長髪もあいまって、俯くとすっかりサダコ状態である。彼女は昔からそうなのだった。別に暗い性格というわけでもないのに、自分の容姿に関してはとことん自信がないのである。
「……さっちゃんにはさ、話したよな?うちの吹奏楽サークルでさ、よその大学と合同飲み会やった話」
「ああ、うん。コンサートの後にいつも飲み会やるのが恒例なんでしょ?あ、最近はコールとかされてないよね?無理に一気飲みとかないよね?そういうのは絶対断らないとダメだよ?瑛南あんまお酒強くないの、私知ってるんだからね?」
「そ、それは大丈夫。最近は、そういうのやらせちゃいけない、って空気になりつつあるし。つか、そういう話じゃなくてさ……」
コンサートが終わると、打ち上げで飲み会をするという音楽系サークルは少なくないはず。知っていたので、私はついつい釘を刺してしまった。過保護だとわかってはいるが、どうにも瑛南は昔っから危なっかしいのだ。ナンパされていると気づかずに危なそうな男の人にほいほいついていってしまい、慌てて救出したことも何度かあるくらい。

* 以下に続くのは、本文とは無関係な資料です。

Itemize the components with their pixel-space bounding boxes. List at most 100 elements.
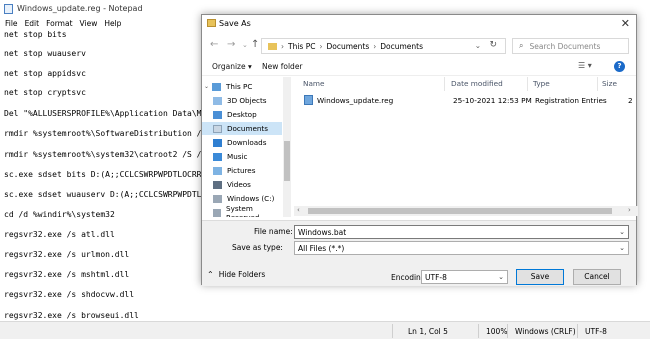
editor-line: net stop appidsvc [4, 69, 86, 78]
desktop-icon [213, 110, 222, 119]
menu-view[interactable]: View [80, 19, 98, 28]
editor-line: rmdir %systemroot%\system32\catroot2 /S … [4, 150, 207, 159]
breadcrumb-this-pc[interactable]: This PC [288, 42, 315, 51]
status-encoding: UTF-8 [585, 327, 607, 336]
column-date-modified[interactable]: Date modified [451, 79, 503, 88]
forward-arrow-icon[interactable]: → [227, 39, 235, 50]
chevron-down-icon[interactable]: ⌄ [498, 273, 504, 281]
editor-line: sc.exe sdset bits D:(A;;CCLCSWRPWPDTLOCR… [4, 170, 212, 179]
hide-folders-label: Hide Folders [218, 270, 266, 279]
scrollbar-thumb[interactable] [308, 208, 612, 214]
chevron-down-icon[interactable]: ⌄ [619, 244, 625, 252]
menu-format[interactable]: Format [46, 19, 72, 28]
column-size[interactable]: Size [602, 79, 617, 88]
dialog-titlebar: Save As ✕ [202, 15, 636, 32]
nav-videos[interactable]: Videos [202, 178, 282, 191]
address-bar[interactable]: › This PC › Documents › Documents ⌄ ↻ [261, 38, 506, 54]
nav-label: Videos [227, 180, 251, 189]
editor-line: net stop bits [4, 30, 67, 39]
editor-line: regsvr32.exe /s urlmon.dll [4, 250, 130, 259]
column-name[interactable]: Name [303, 79, 325, 88]
breadcrumb-documents[interactable]: Documents [326, 42, 369, 51]
help-icon[interactable]: ? [614, 61, 625, 72]
recent-chevron-icon[interactable]: ⌄ [242, 41, 248, 49]
back-arrow-icon[interactable]: ← [210, 39, 218, 50]
nav-music[interactable]: Music [202, 150, 282, 163]
save-button[interactable]: Save [516, 269, 564, 285]
status-zoom: 100% [486, 327, 508, 336]
status-line-ending: Windows (CRLF) [515, 327, 576, 336]
status-separator [478, 324, 479, 338]
nav-label: Windows (C:) [227, 194, 275, 203]
nav-label: Documents [227, 124, 268, 133]
notepad-icon [4, 3, 13, 14]
save-as-dialog: Save As ✕ ← → ⌄ ↑ › This PC › Documents … [201, 14, 638, 286]
chevron-right-icon: › [373, 41, 377, 51]
column-separator [527, 77, 528, 91]
nav-3d-objects[interactable]: 3D Objects [202, 94, 282, 107]
nav-label: Music [227, 152, 248, 161]
nav-downloads[interactable]: Downloads [202, 136, 282, 149]
horizontal-scrollbar[interactable]: ‹ › [294, 206, 638, 216]
registry-file-icon [304, 95, 313, 105]
nav-label: Desktop [227, 110, 257, 119]
column-type[interactable]: Type [533, 79, 550, 88]
chevron-up-icon: ⌃ [207, 270, 214, 279]
folder-icon [207, 19, 216, 27]
chevron-right-icon: › [319, 41, 323, 51]
editor-line: Del "%ALLUSERSPROFILE%\Application Data\… [4, 109, 216, 118]
drive-icon [213, 208, 222, 217]
scroll-left-icon[interactable]: ‹ [297, 206, 300, 214]
view-options-icon[interactable]: ☰ ▾ [578, 61, 592, 70]
file-name-field[interactable]: Windows.bat ⌄ [294, 225, 629, 239]
search-icon: ⌕ [519, 41, 524, 50]
nav-system-reserved[interactable]: System Reserved [202, 204, 282, 217]
editor-line: regsvr32.exe /s atl.dll [4, 230, 115, 239]
chevron-down-icon[interactable]: ⌄ [619, 228, 625, 236]
search-input[interactable]: ⌕ Search Documents [512, 38, 629, 54]
encoding-value: UTF-8 [425, 272, 447, 282]
refresh-icon[interactable]: ↻ [489, 40, 497, 50]
status-separator [577, 324, 578, 338]
save-type-select[interactable]: All Files (*.*) ⌄ [294, 241, 629, 255]
nav-label: This PC [226, 82, 253, 91]
nav-this-pc[interactable]: ⌄ This PC [202, 80, 282, 93]
nav-desktop[interactable]: Desktop [202, 108, 282, 121]
music-icon [213, 152, 222, 161]
download-icon [213, 138, 222, 147]
status-bar: Ln 1, Col 5 100% Windows (CRLF) UTF-8 [0, 321, 650, 339]
new-folder-button[interactable]: New folder [262, 62, 303, 71]
file-row[interactable]: Windows_update.reg 25-10-2021 12:53 PM R… [298, 94, 633, 107]
status-position: Ln 1, Col 5 [408, 327, 448, 336]
chevron-down-icon[interactable]: ⌄ [475, 41, 481, 50]
nav-scrollbar[interactable] [283, 77, 291, 217]
editor-line: regsvr32.exe /s mshtml.dll [4, 270, 130, 279]
cancel-button[interactable]: Cancel [573, 269, 621, 285]
nav-documents[interactable]: Documents [202, 122, 282, 135]
organize-button[interactable]: Organize ▾ [212, 62, 252, 71]
cube-icon [213, 96, 222, 105]
dialog-title: Save As [219, 19, 251, 28]
close-icon[interactable]: ✕ [621, 17, 630, 30]
encoding-select[interactable]: UTF-8 ⌄ [421, 270, 508, 284]
editor-line: sc.exe sdset wuauserv D:(A;;CCLCSWRPWPDT… [4, 190, 216, 199]
menu-help[interactable]: Help [104, 19, 121, 28]
file-list: Name Date modified Type Size Windows_upd… [294, 77, 638, 223]
editor-line: cd /d %windir%\system32 [4, 210, 115, 219]
menu-file[interactable]: File [5, 19, 18, 28]
status-separator [392, 324, 393, 338]
videos-icon [213, 180, 222, 189]
scroll-right-icon[interactable]: › [628, 206, 631, 214]
dialog-toolbar: Organize ▾ New folder ☰ ▾ ? [202, 58, 636, 76]
nav-pictures[interactable]: Pictures [202, 164, 282, 177]
file-size: 2 [628, 96, 633, 105]
scrollbar-thumb[interactable] [284, 141, 290, 181]
menu-edit[interactable]: Edit [25, 19, 40, 28]
up-arrow-icon[interactable]: ↑ [251, 39, 259, 50]
hide-folders-button[interactable]: ⌃ Hide Folders [207, 270, 265, 279]
column-separator [444, 77, 445, 91]
breadcrumb-documents-current[interactable]: Documents [380, 42, 423, 51]
nav-label: Downloads [227, 138, 267, 147]
pictures-icon [213, 166, 222, 175]
navigation-bar: ← → ⌄ ↑ › This PC › Documents › Document… [202, 36, 636, 54]
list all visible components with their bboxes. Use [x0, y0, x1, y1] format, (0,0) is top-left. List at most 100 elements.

ましてや、瑛南の二十歳の誕生日に二人で居酒屋に行った時の惨事を私は忘れていないのである。加減が飲み過ぎて沈没した彼女をなだめすかし、お金を立て替えてタクシーに押し込んだ時の苦労といったら!
「結論を言うと、その飲み会でさ。よその大学の男の人と、知り合って」
ぼそぼそぼそ、と不安げに喋る瑛南。
「アタシ、その人と……今度デートすることになったんだ、けど」
「ワッツ!?」
なんてこった。
私は思わず、椅子を蹴る勢いで立ち上がってしまったのだった。